Peraza’s offensive strides have catapulted him in the rankings this season, despite more pressure being on his bat due to his position change. Peraza’s improvements came after he altered his setup and swing, allowing his hands to be quicker to the ball. He’s been able to take advantage of his propensity to hit line drives to all fields, as well as his speed, which plays exactly to Peraza’s strengths as a player. Peraza has borderline plus-plus speed that leads to plenty of stolen bases and extra bases taken, and a short, quick stroke that doesn’t produce much power. He’s aggressive early in the count and presently doesn’t have the patience to draw many walks. Defensively, Peraza profiles as a plus defender with great range at second. Atlanta’s brass has stated that they hope that Peraza will become a bonafide leadoff hitter for the team in the near future, and this doesn’t seem outlandish. He may well end up as an average to slightly above-average hitter in the Majors, but with the ability to rack up steals on the basepaths and provide value defensively. He could see time in Atlanta as soon as next season after presumably debuting with Gwinnett, but it’s possible that early 2016 could end up as a more realistic timeline for Peraza. Now, it’s time to see how real the offensive improvements that Peraza has demonstrated this season are as he continues to move up the ladder.
- Ian Morris
1. Lucas Sims, Right-Handed Starting Pitcher, Lynchburg Hillcats
Preseason ranking - #1
Before the season Sims was a consensus top-60 prospect in the majors according to the big prospect publications. The hope was that with prospect graduation and a steady improvement from Sims that he would push himself into midseason top-50 lists, but unfortunately that has not happened this season.
I would not go as far to say I am worried about Sims, after all I along with the rest of the writers at TC have him as the team’s top prospect, but this season has certainly not been as inspiring as I had hoped.

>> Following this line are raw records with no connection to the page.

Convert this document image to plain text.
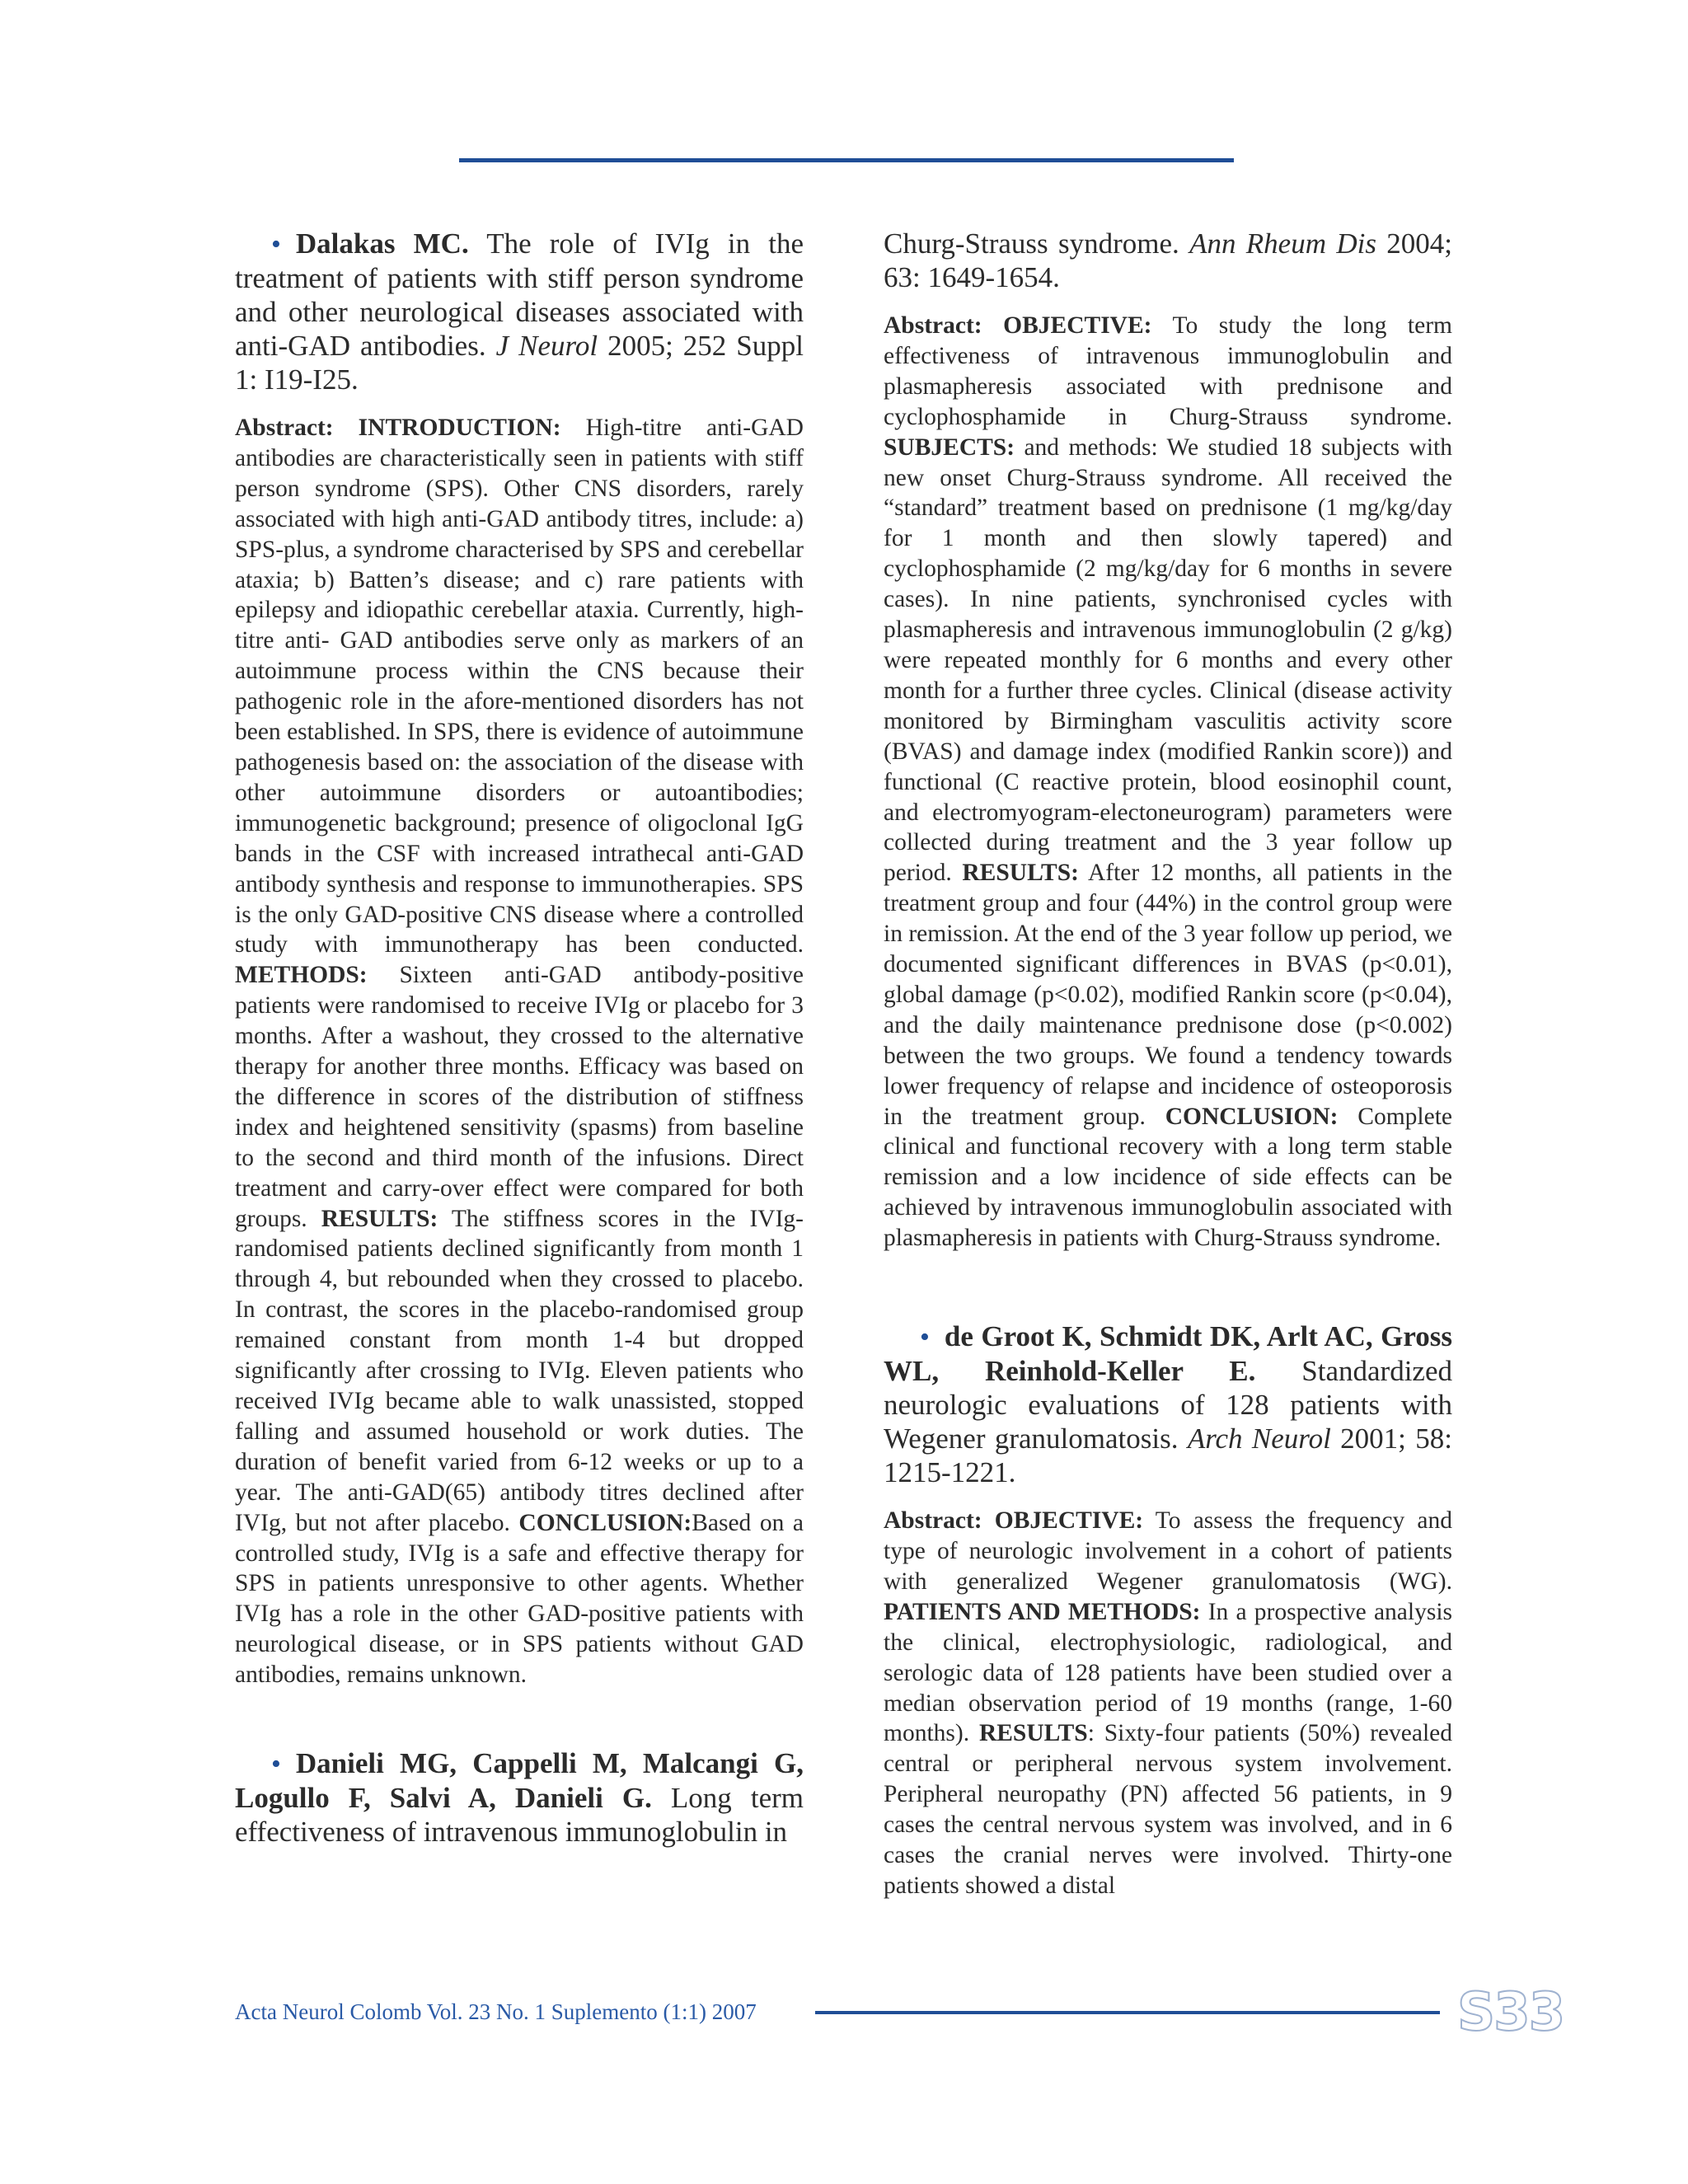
• Dalakas MC. The role of IVIg in the treatment of patients with stiff person syndrome and other neurological diseases associated with anti-GAD antibodies. J Neurol 2005; 252 Suppl 1: I19-I25.

Abstract: INTRODUCTION: High-titre anti-GAD antibodies are characteristically seen in patients with stiff person syndrome (SPS). Other CNS disorders, rarely associated with high anti-GAD antibody titres, include: a) SPS-plus, a syndrome characterised by SPS and cerebellar ataxia; b) Batten’s disease; and c) rare patients with epilepsy and idiopathic cerebellar ataxia. Currently, high-titre anti- GAD antibodies serve only as markers of an autoimmune process within the CNS because their pathogenic role in the afore-mentioned disorders has not been established. In SPS, there is evidence of autoimmune pathogenesis based on: the association of the disease with other autoimmune disorders or autoantibodies; immunogenetic background; presence of oligoclonal IgG bands in the CSF with increased intrathecal anti-GAD antibody synthesis and response to immunotherapies. SPS is the only GAD-positive CNS disease where a controlled study with immunotherapy has been conducted. METHODS: Sixteen anti-GAD antibody-positive patients were randomised to receive IVIg or placebo for 3 months. After a washout, they crossed to the alternative therapy for another three months. Efficacy was based on the difference in scores of the distribution of stiffness index and heightened sensitivity (spasms) from baseline to the second and third month of the infusions. Direct treatment and carry-over effect were compared for both groups. RESULTS: The stiffness scores in the IVIg-randomised patients declined significantly from month 1 through 4, but rebounded when they crossed to placebo. In contrast, the scores in the placebo-randomised group remained constant from month 1-4 but dropped significantly after crossing to IVIg. Eleven patients who received IVIg became able to walk unassisted, stopped falling and assumed household or work duties. The duration of benefit varied from 6-12 weeks or up to a year. The anti-GAD(65) antibody titres declined after IVIg, but not after placebo. CONCLUSION:Based on a controlled study, IVIg is a safe and effective therapy for SPS in patients unresponsive to other agents. Whether IVIg has a role in the other GAD-positive patients with neurological disease, or in SPS patients without GAD antibodies, remains unknown.

• Danieli MG, Cappelli M, Malcangi G, Logullo F, Salvi A, Danieli G. Long term effectiveness of intravenous immunoglobulin in

Churg-Strauss syndrome. Ann Rheum Dis 2004; 63: 1649-1654.

Abstract: OBJECTIVE: To study the long term effectiveness of intravenous immunoglobulin and plasmapheresis associated with prednisone and cyclophosphamide in Churg-Strauss syndrome. SUBJECTS: and methods: We studied 18 subjects with new onset Churg-Strauss syndrome. All received the “standard” treatment based on prednisone (1 mg/kg/day for 1 month and then slowly tapered) and cyclophosphamide (2 mg/kg/day for 6 months in severe cases). In nine patients, synchronised cycles with plasmapheresis and intravenous immunoglobulin (2 g/kg) were repeated monthly for 6 months and every other month for a further three cycles. Clinical (disease activity monitored by Birmingham vasculitis activity score (BVAS) and damage index (modified Rankin score)) and functional (C reactive protein, blood eosinophil count, and electromyogram-electoneurogram) parameters were collected during treatment and the 3 year follow up period. RESULTS: After 12 months, all patients in the treatment group and four (44%) in the control group were in remission. At the end of the 3 year follow up period, we documented significant differences in BVAS (p<0.01), global damage (p<0.02), modified Rankin score (p<0.04), and the daily maintenance prednisone dose (p<0.002) between the two groups. We found a tendency towards lower frequency of relapse and incidence of osteoporosis in the treatment group. CONCLUSION: Complete clinical and functional recovery with a long term stable remission and a low incidence of side effects can be achieved by intravenous immunoglobulin associated with plasmapheresis in patients with Churg-Strauss syndrome.

• de Groot K, Schmidt DK, Arlt AC, Gross WL, Reinhold-Keller E. Standardized neurologic evaluations of 128 patients with Wegener granulomatosis. Arch Neurol 2001; 58: 1215-1221.

Abstract: OBJECTIVE: To assess the frequency and type of neurologic involvement in a cohort of patients with generalized Wegener granulomatosis (WG). PATIENTS AND METHODS: In a prospective analysis the clinical, electrophysiologic, radiological, and serologic data of 128 patients have been studied over a median observation period of 19 months (range, 1-60 months). RESULTS: Sixty-four patients (50%) revealed central or peripheral nervous system involvement. Peripheral neuropathy (PN) affected 56 patients, in 9 cases the central nervous system was involved, and in 6 cases the cranial nerves were involved. Thirty-one patients showed a distal

Acta Neurol Colomb Vol. 23 No. 1 Suplemento (1:1) 2007	S33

His strikeouts have been cut basically in half in the move from Rome to Lynchburg, and he hasn’t exactly impressed with his 8.7% walk rate either. I am less concerned about his ERA than I am of the fact that he isn’t punching batters out at a high rate and he isn’t keeping them off the bases at a rate you would like to see either. He is already 15 innings away from matching his total from last season, so we may not see Sims a ton more the rest of the year, but hopefully he is able to put together a more successful second half and gives us all a bit more confidence that he is going to be a successful mid-rotation type starter as many prospect gurus expected before the season.